Rebel.
Repent; the day is far too spent.
Wake up and rebel.
We must destroy in order to rebuild.
Why don't you rebel? - Lauryn Hill
The following post is the precise reason I do not have comments on this blog, although you may feel free to email me...
I was sitting in my American Literature class yesterday, expressing my opinion about Henry James' Daisy Miller. Unlike the vast majority of the class, I did not think the story's heroine was a manipulative stupid whose only goal in the story was to torture its hero. I, in fact, believed just the opposite. I'd go into a brief summary here, but it would be biased, and it is best for you to form your own opinion by giving it a read for yourself.
Here's the thing: I made the mistake of thinking that I was allowed to have an opinion, however unpopular, unless I shouted 'fire' in a building that was not burning. However, my highly opinionated lit class did not agree that I should voice my opinion - my wrong opinion, because it was different from theirs. Did I mention it was wrong?
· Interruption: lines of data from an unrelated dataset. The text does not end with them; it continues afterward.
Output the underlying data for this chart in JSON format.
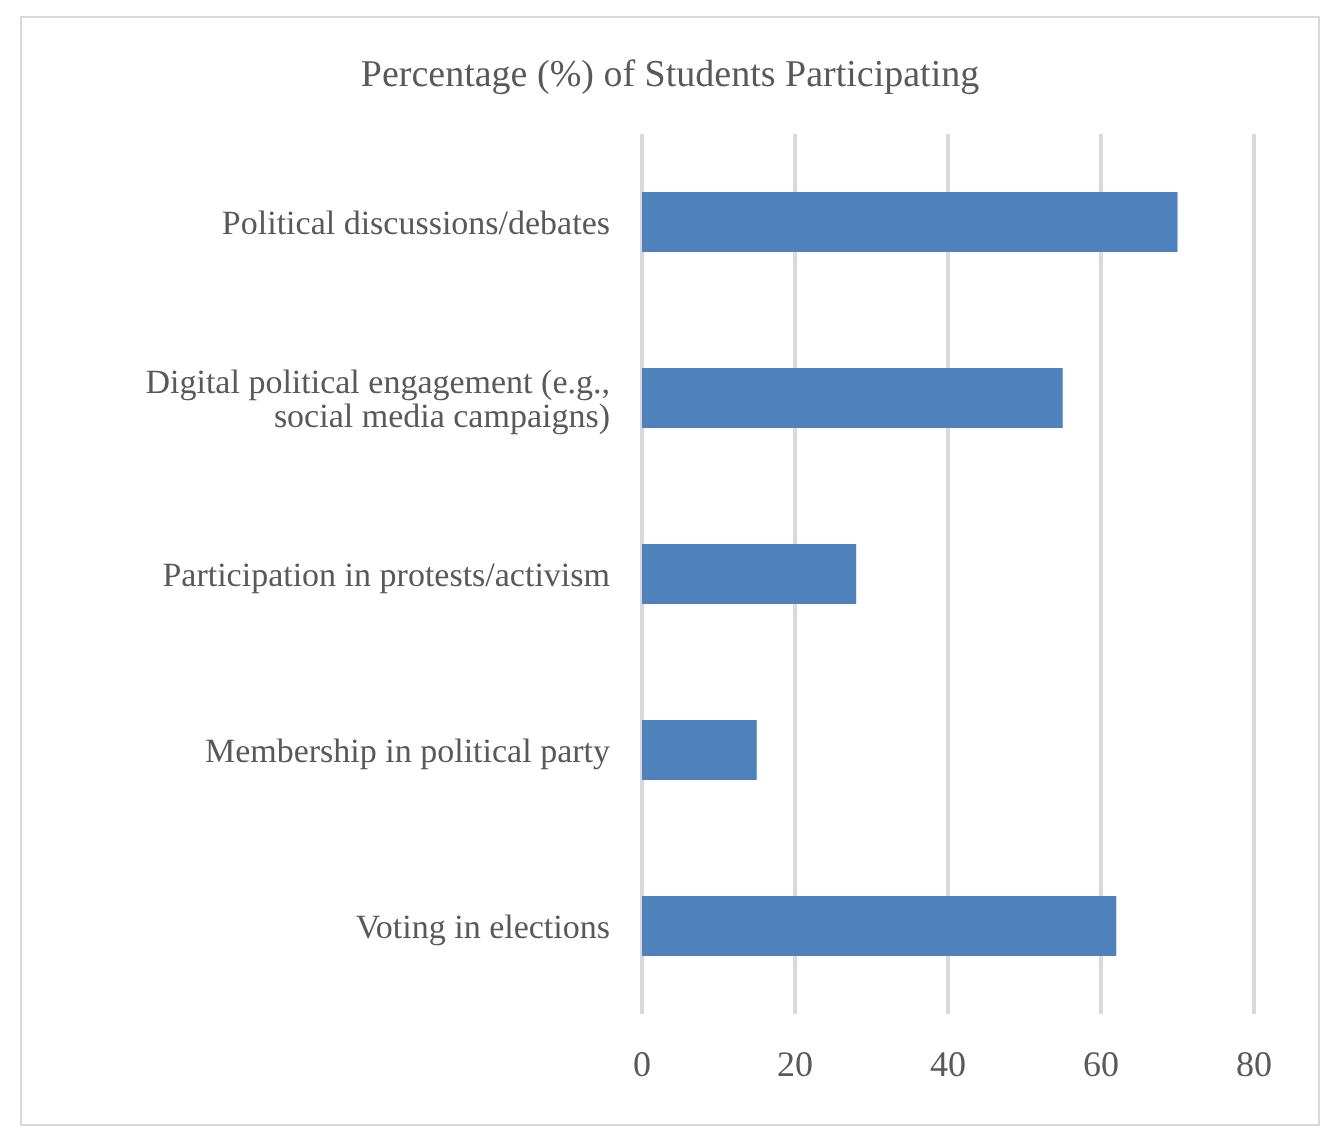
{
  "chart_data": {
    "type": "bar",
    "orientation": "horizontal",
    "title": "Percentage (%) of Students Participating",
    "categories": [
      "Political discussions/debates",
      "Digital political engagement (e.g., social media campaigns)",
      "Participation in protests/activism",
      "Membership in political party",
      "Voting in elections"
    ],
    "values": [
      70,
      55,
      28,
      15,
      62
    ],
    "color": "#4f81bd",
    "xlim": [
      0,
      80
    ],
    "xticks": [
      0,
      20,
      40,
      60,
      80
    ],
    "grid": "x"
  }
}
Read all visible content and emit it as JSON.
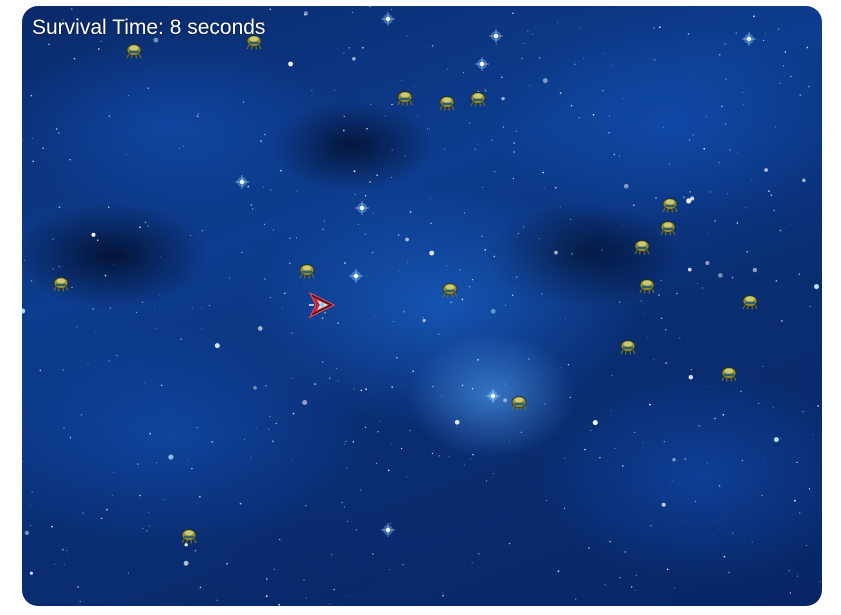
{
  "hud": {
    "survival_time": "Survival Time: 8 seconds"
  },
  "colors": {
    "space_blue": "#0d3d8f",
    "hud_text": "#ffffff",
    "ship_red": "#c8283c",
    "alien_olive": "#8a8a3a"
  },
  "icons": {
    "player": "spaceship-icon",
    "enemy": "alien-icon"
  }
}
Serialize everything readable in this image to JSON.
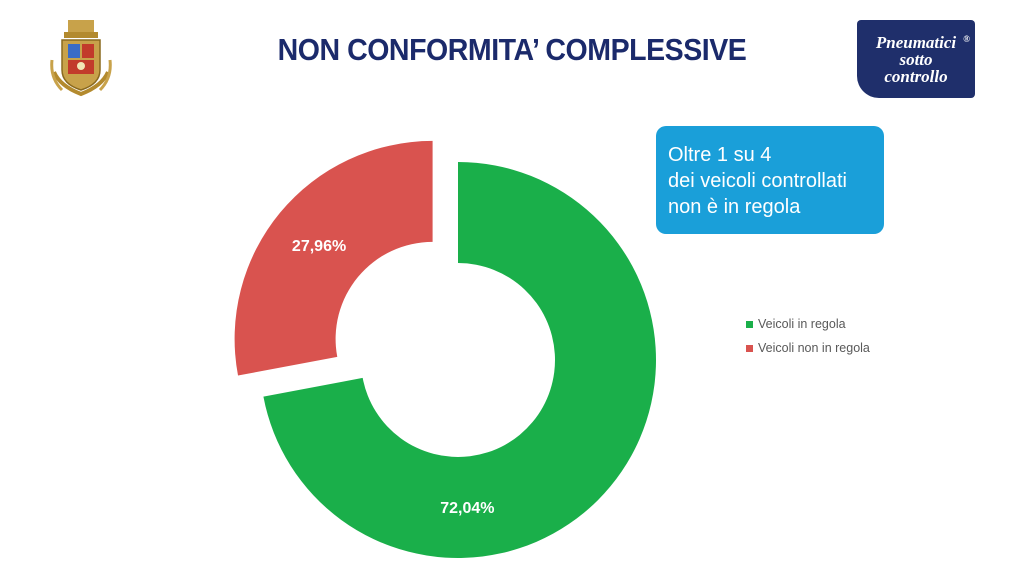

I've never liked Emily Dickinson, but I decided to throw away my previous biases when I had to read her work for this same class last week. And, again, she disappointed me. Again, this was the wrong opinion for me to have. According to my class's majority, Emily (or Auntie Em) was so real that it moved them; they really related to her poetry. Is there anything wrong with this? No. However, I should not be pounced upon by the pro-Emily majority because of my respectfully dissenting opinion. One classmate's comment when I dared voice my thoughts (that dear Auntie, in fact, did not move my heart), "Dude, she didn't ask you to read her poetry!"
Dude?
DUDE?
She did not ask any of us to read her poetry. If memory serves, all these her diary entries were published posthumously. And even if she had consented to her publication, why should she care if the entire world did not embrace her dark thoughts on life and how many doubts she had? I am so SICK of being made to feel like my opinion is better kept to myself if it is not in agreement with the group's.
Lemme share something with you that I will probably regret later, when my inbox is flooded with angry emails:
I sleep well at night knowing that our country is being headed by a godly leader. However, por lo general, I get a sinking feeling when I think of combining church and state. Here is why: because of people like those in my lit class. What happens is people confuse absolute truth with their strong convictions of the way things should be based on those truths, proclaim that all should be free (so that they can express their beliefs which are not necessarily absolute truth), and then censor those who disagree with them once the majority has ruled that its strong convictions are absolute truth. Did I lose you in all those words? Sorry, but I felt like if I left it at: "Christian" government will eventually lead to violent oppression of peaceable dissenters, I would be misunderstood I don't mean to say that Christians should never have governmental power, only that I hate studying history because of the mistakes 'the church' has made in the past, and understand why so many are wary of trusting it.
There, I've vented.
Please count to ten and breathe deeply before you angrily flood my inbox.